La cantidad de obras de arte son incontables; podrían escribirse libros con una extensión enorme, y sería imposible englobar de manera concreta todo ese bagaje artístico. Las expresiones artísticas donde el hombre es el centro ocupan un lugar muy especial en esta época. Las cuestiones que buscaban los artistas era descifrar la importancia del hombre en el mundo, su lugar en el universo, y si la perfección es sinónimo de hombre. Miguel Ángel contestó estas interrogantes por medio de sus ya conocidas obras.

El humanismo es un movimiento que inclusive tiene una clasificación con el concepto renacentista. Retoma los clásicos griegos y se aleja de las tradiciones medievales. El hombre es el centro y Miguel Ángel cuando concluyó “El David” colocó de manera palpable este pensamiento.

En la Galería de la Academia en Florencia se encuentra este monumento al hombre y sin conocer nada de arte uno puede ver la perfección de sus músculos, la seriedad de su mirada, las líneas que marcan el abdomen y la textura del pelo. Este David que enfrentaría a Goliat, se muestra listo para luchar. Con una diferencia abrumadora al elaborado por Donatello, representa los conceptos referentes a la exaltación del hombre. Pareciera por momentos que “El David” cobra vida.

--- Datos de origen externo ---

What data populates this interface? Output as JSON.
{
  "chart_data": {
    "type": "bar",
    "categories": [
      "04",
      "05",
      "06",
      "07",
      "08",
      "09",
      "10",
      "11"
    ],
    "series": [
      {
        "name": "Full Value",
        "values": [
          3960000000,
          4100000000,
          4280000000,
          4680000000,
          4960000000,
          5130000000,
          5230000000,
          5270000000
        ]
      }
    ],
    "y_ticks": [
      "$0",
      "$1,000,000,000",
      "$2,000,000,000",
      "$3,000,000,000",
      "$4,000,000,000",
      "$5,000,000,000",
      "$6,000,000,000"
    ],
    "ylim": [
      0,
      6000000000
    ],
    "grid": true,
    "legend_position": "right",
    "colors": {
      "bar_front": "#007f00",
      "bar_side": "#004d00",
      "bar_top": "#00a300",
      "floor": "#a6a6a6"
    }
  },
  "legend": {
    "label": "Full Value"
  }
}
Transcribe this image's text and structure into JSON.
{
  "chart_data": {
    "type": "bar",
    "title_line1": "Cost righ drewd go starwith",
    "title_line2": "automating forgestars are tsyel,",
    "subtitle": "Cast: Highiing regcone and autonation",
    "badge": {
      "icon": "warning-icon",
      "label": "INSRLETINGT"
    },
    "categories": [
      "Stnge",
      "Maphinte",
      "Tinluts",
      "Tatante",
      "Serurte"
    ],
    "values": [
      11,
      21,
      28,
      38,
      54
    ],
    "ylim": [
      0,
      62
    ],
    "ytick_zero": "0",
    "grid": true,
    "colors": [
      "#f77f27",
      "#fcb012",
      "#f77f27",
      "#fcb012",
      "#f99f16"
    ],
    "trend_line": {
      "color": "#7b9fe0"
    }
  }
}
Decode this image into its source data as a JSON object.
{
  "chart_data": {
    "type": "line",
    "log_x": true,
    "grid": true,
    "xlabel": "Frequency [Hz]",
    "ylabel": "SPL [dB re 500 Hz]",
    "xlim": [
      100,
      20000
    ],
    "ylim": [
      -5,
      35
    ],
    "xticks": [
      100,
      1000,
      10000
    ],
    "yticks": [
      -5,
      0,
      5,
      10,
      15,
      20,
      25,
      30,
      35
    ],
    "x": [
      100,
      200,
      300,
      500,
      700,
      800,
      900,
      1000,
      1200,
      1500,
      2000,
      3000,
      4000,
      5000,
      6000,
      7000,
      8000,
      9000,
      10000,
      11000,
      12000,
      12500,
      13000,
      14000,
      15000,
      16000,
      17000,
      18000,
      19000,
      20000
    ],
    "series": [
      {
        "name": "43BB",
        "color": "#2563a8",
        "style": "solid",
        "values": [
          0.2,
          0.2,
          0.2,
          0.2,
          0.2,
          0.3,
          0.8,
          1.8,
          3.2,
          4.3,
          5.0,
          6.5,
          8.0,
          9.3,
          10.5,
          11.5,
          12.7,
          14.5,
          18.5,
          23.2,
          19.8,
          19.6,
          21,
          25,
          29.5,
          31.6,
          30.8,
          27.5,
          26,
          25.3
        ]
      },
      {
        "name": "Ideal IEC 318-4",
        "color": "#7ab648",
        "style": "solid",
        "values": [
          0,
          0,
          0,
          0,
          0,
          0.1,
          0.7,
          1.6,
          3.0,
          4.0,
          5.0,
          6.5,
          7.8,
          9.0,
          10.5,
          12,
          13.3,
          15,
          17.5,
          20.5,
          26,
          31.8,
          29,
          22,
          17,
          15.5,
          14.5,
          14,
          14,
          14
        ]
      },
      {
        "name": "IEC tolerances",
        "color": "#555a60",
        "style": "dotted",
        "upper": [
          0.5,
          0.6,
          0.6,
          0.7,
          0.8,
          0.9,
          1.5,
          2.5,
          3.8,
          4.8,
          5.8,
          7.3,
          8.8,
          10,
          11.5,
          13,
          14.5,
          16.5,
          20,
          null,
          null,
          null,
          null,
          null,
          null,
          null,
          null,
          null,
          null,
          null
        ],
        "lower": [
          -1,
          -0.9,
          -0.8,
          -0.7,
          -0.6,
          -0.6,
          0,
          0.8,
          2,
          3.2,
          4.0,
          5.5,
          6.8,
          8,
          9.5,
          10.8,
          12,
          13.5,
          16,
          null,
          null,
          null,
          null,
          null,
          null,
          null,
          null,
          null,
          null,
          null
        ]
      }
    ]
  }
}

Los pasos de Miguel Ángel para formarse como artista tuvieron que ver con su infancia. Huérfano de madre a los seis años, su padre lo envió con un picapedrero, lugar donde Miguel Ángel tendría contacto directo con el material que le brindara amplio reconocimiento: el mármol.

Sus cuatro hermanos se decantaron por el comercio. Miguel Ángel en su infancia fue descrito como un niño inteligente, sensible pero también callado y terco. Su primer maestro fue Domenico Curradi mejor conocido como Ghirlandaio. El niño Miguel Ángel comenzaba su carrera como artista.

La importancia del mecenazgo en esa época radicaba en que los artistas se dedicarán exclusivamente a desarrollarse artísticamente hablando. Lorenzo de Medici fue el primer patrocinador de Miguel Ángel, quien por sus pinturas y frescos empezó a destacar entre sus compañeros del taller. Miguel Ángel fue considerado vanidoso, antisocial, taciturno y autoritario, sabía que su talento opacaba cualquier defecto, inclusive el hecho de dejar inconclusas algunas obras.

¡Que tan magnífico fue el Renacimiento! que Miguel Ángel, Leonardo Da Vinci y Rafael, fueron contemporáneos.

Leonardo vivía sumido en sus ideas, experimentos y estudios sobre diferentes temáticas, situación que propició un abandono de proyectos importantes o inclusive no terminar obras ya encargadas.

Miguel Ángel por otro lado era responsable con sus encargos. Una característica generalizada de sus obras es que algunos elementos se encuentran inacabados, como “La Batalla de los Centauros”. El motivo de esta peculiaridad es desconocida, pero su primer obra importante; “La Piedad” fue concluida. Había sido encargada para la tumba de un cardenal francés en Roma y ahora reposa en la basílica de San Pedro en el Vaticano. Obra religiosa que inspira devoción, compasión , ternura, inclusive dolor para los fieles que profesan el catolicismo.

Su trabajo en la tumba de Julio II ha sido exaltado como uno de los mejores, por la vivacidad y vigorosidad del “Moisés”.

La experiencia en pintura de Miguel Ángel se postra en la Capilla Sixtina. Hablar de este fresco es también hacer referencia al trabajo colaborativo que tuvo con Boticelli, Perugino, su maestro Ghirlandaio y Pinturicchio. Miguel Ángel se encargó de la Bóveda. En el fresco del “Juicio Universal”, se expresa la tragedia, el pecado y la búsqueda de la salvación, donde el bien y el mal se entrelazan.

Caminando por las calles de Roma y de Florencia, uno encuentra extractos de Miguel Ángel, de su vida, sus ideas, su sensibilidad, en la Capilla Paulina, en la Basílica de San Pedro, en su trabajo en el Palacio Farnesio y en el Campidoglio.

Muchas cosas se cuestionan de Miguel Ángel; sus problemas de personalidad, su sexualidad, su relación precaria con Leonardo, el recelo a su trabajo etc. Lo único que no se cuestiona es que el Renacimiento fue el lienzo para las obras bellas y trascendentes del gran Miguel Ángel Buonarroti.